Excerpted from “Make a Joint Stool from a Tree,” by Jennie Alexander and Peter Follansbee.
If you have a number of oak logs to choose from, then you can go through the checklist of factors that affect the work ahead. Once you find a straight-grained log that’s nice and even with little or no taper, has a centered pith in a mostly round shape, and no twist in the bark – then you’re ready to work that log. But there’s one more thing. You can go even further and look at the rate of growth in the tree’s annular rings. Fast-growing oak has widely spaced annular rings, sometimes up to 1/4″ per year (see fig. 3.3, above). This timber is exceedingly strong because it has fewer rings, which creates a great concentration of the dense latewood that grows in the summer. But the resulting timber is visually distracting. Its radial face comes out looking heavily striped. It can also be difficult to work; it has an
uneven texture resulting from the widely spaced transitions between the earlywood and latewood.
The slow-grown oak (see fig. 3.4, below) is more even textured, both visually and for working. While technically weaker than its fast-grown counterpart, slow-grown oak is still well suited for joined work. This furniture is grossly overbuilt by stress standards, so the decrease in strength is not a factor. The benefit is the consistent texture, ease of working and a closer visual match to the timber used in 17th-century work done in New England. You can’t always get what you want, but if you are faced with two otherwise evenly matched logs, try the one that grew more slowly. The only thing better than riven radial oak is slow-grown riven radial oak.
The most important sentence here is this one: “This furniture is grossly overbuilt by stress standards, so the decrease in strength is not a factor.” – for instance, I wouldn’t use the slow-growing oak for a ladderback chair, say. But the oak furniture that is the subject of this & my other LAP book don’t rely on the strength of the material – they rely on bulk and drawbored joints.
Maybe its because I live on a hill a four leaf clover is easier to find than ” a straight-grained log that’s nice and even with little or no taper, has a centered pith in a mostly round shape, and no twist in the bark”. Ash seems much less wound up reducing the Axe elbow from the post riving correction
Peter, does the same generally hold true for pine? Slow growth looks better and is easier to work. Fast growth is stronger?
I believe it’s flipped around for pine (& softwoods in general), just the other way. It might only apply to ring-porous hardwoods.
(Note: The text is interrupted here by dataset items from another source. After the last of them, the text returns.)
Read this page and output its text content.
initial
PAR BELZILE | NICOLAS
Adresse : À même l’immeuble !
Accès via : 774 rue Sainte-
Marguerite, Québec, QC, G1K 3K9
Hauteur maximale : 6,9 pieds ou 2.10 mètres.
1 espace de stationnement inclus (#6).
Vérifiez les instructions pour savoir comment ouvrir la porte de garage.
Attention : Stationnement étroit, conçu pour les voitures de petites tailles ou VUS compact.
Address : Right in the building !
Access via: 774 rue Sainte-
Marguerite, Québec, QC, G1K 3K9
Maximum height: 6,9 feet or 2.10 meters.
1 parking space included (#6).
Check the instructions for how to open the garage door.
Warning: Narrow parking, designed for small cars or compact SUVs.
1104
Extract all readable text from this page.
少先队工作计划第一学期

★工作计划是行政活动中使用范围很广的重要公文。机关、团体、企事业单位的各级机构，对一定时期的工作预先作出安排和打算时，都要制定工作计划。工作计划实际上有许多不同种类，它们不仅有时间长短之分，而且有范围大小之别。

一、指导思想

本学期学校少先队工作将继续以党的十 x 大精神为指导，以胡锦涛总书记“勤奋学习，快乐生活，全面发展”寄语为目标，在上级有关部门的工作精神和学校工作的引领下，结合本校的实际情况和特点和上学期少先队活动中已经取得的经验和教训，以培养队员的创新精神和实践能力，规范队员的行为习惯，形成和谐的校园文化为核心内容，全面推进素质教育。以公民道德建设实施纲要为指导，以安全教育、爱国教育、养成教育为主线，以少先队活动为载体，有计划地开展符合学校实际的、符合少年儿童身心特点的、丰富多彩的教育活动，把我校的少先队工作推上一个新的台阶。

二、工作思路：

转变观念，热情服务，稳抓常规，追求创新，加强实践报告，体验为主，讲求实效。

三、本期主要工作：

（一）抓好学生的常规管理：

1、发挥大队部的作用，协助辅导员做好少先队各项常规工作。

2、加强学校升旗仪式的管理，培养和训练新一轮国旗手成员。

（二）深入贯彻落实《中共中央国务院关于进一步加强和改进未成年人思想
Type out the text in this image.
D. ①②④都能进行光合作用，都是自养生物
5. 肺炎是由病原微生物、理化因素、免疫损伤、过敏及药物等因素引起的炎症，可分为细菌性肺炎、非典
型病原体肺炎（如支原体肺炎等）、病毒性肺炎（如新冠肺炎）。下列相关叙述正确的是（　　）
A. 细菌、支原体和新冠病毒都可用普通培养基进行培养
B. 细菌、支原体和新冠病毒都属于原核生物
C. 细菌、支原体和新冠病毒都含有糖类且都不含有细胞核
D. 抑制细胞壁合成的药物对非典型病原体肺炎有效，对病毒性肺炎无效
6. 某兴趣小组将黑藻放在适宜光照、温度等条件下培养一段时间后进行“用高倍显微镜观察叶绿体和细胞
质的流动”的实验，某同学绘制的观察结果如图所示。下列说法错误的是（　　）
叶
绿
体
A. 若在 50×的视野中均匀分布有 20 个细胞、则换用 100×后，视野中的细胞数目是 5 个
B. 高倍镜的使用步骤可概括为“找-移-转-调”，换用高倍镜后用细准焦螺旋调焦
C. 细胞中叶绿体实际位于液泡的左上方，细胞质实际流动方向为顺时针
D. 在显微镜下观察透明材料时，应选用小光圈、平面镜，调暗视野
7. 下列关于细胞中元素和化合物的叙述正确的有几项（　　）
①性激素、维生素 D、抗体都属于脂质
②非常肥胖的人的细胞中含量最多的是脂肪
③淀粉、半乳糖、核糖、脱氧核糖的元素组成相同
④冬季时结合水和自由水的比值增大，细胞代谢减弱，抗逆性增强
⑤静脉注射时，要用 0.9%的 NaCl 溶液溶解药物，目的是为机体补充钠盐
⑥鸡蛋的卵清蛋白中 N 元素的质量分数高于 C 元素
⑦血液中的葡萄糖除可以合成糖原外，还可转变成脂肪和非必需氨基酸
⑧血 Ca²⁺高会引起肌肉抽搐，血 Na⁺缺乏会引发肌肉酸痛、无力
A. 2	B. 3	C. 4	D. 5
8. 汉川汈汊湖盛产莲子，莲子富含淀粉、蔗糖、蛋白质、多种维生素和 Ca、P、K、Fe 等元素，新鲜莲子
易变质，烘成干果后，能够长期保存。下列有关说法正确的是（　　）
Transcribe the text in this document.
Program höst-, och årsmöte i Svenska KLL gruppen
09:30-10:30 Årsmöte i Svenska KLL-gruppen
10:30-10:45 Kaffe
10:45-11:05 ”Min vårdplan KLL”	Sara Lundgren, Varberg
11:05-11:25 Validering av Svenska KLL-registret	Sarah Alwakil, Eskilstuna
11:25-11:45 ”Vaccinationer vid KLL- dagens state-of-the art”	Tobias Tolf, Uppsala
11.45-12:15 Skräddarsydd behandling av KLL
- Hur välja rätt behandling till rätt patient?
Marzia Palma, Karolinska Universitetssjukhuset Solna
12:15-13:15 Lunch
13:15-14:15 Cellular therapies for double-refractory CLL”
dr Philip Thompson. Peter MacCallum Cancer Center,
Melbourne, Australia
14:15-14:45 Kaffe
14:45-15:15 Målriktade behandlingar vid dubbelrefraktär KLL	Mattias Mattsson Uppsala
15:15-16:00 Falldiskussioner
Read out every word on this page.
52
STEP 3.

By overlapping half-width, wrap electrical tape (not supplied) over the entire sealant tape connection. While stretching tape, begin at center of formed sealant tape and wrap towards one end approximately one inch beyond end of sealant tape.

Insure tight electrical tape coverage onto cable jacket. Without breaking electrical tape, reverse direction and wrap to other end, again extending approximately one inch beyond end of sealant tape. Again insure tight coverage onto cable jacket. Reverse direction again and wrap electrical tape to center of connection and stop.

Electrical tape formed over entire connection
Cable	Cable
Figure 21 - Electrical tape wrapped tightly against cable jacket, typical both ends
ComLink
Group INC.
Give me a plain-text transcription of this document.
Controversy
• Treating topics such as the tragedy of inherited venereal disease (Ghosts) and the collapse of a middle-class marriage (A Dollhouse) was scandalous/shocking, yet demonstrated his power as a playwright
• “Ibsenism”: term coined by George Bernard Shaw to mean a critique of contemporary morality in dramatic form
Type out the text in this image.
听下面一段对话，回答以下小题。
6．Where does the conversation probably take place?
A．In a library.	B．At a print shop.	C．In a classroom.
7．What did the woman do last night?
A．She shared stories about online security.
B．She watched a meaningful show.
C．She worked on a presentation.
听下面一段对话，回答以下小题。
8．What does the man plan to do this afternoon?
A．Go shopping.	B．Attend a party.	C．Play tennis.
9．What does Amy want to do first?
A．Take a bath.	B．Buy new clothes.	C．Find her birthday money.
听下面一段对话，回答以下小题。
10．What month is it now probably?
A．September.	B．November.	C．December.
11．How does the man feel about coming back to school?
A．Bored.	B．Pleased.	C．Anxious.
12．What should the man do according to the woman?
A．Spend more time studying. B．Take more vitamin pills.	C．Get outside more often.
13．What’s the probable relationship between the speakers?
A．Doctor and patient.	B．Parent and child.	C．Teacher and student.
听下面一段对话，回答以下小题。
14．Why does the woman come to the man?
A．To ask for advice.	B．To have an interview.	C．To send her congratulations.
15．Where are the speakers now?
Time to consult Hoadley’s book Understanding Wood…
This reminds me …
of something I read years ago about the brilliant John Harrison (1693 – 1776) who was a self-educated English carpenter and clockmaker and invented the marine chronometer. In his early clocks, made of wood, he used the dense summer wood of fast grown oak for the teeth of his (wooden) gears.
There ain’t arf been some clever bastards.
Interesting (at least to me 🙂 related fact. Slow growth oak is also generally better for cooperage for aging wine and spirits. Fast growth oak has a higher percentage of summer growth (the stuff between the stripes) that is more tannic. Some tannins are good, but too much can be harsh. Slow growth oak has a higher percentage of spring wood and tends to have more aromatics (vanilla, cloves, spices, coconut, etc…).
Let’s be clear about this. Slow growth oak is advantageous for some uses, whereas faster growth is superior for other uses. Slow growth is easier to carve, and more homogeneous (and sometimes more boring) in appearance. The patterned surface carvings found on 17th century furniture will also show look better. Faster growth oak is superior when you need strength, or if you’re bending, or like to see an interesting visual growth ring pattern. Chairmaking and boatbuilding often call for these characteristics. Post-and-rung chairs require strong rungs, tough leg tenons, and strength if the rear posts are bent. Windsors also want quick grown strength for spindles, bent arm bows and leg/stretcher systems.
So, in the context 17th century joined furniture slow growing stuff is gold. But neither is a the superior material.
Note: This discussion applies to ring porous hardwoods, not other hardwoods or conifers.
Thanks, Drew – in my first comment in this thread, I pointed out that the furniture I’m building is a bit of an anomaly, “grossly-overbuilt” is not an exaggeration. Chairs and joinery don’t come from the same log, in the best of worlds. Thanks for clearing up the details.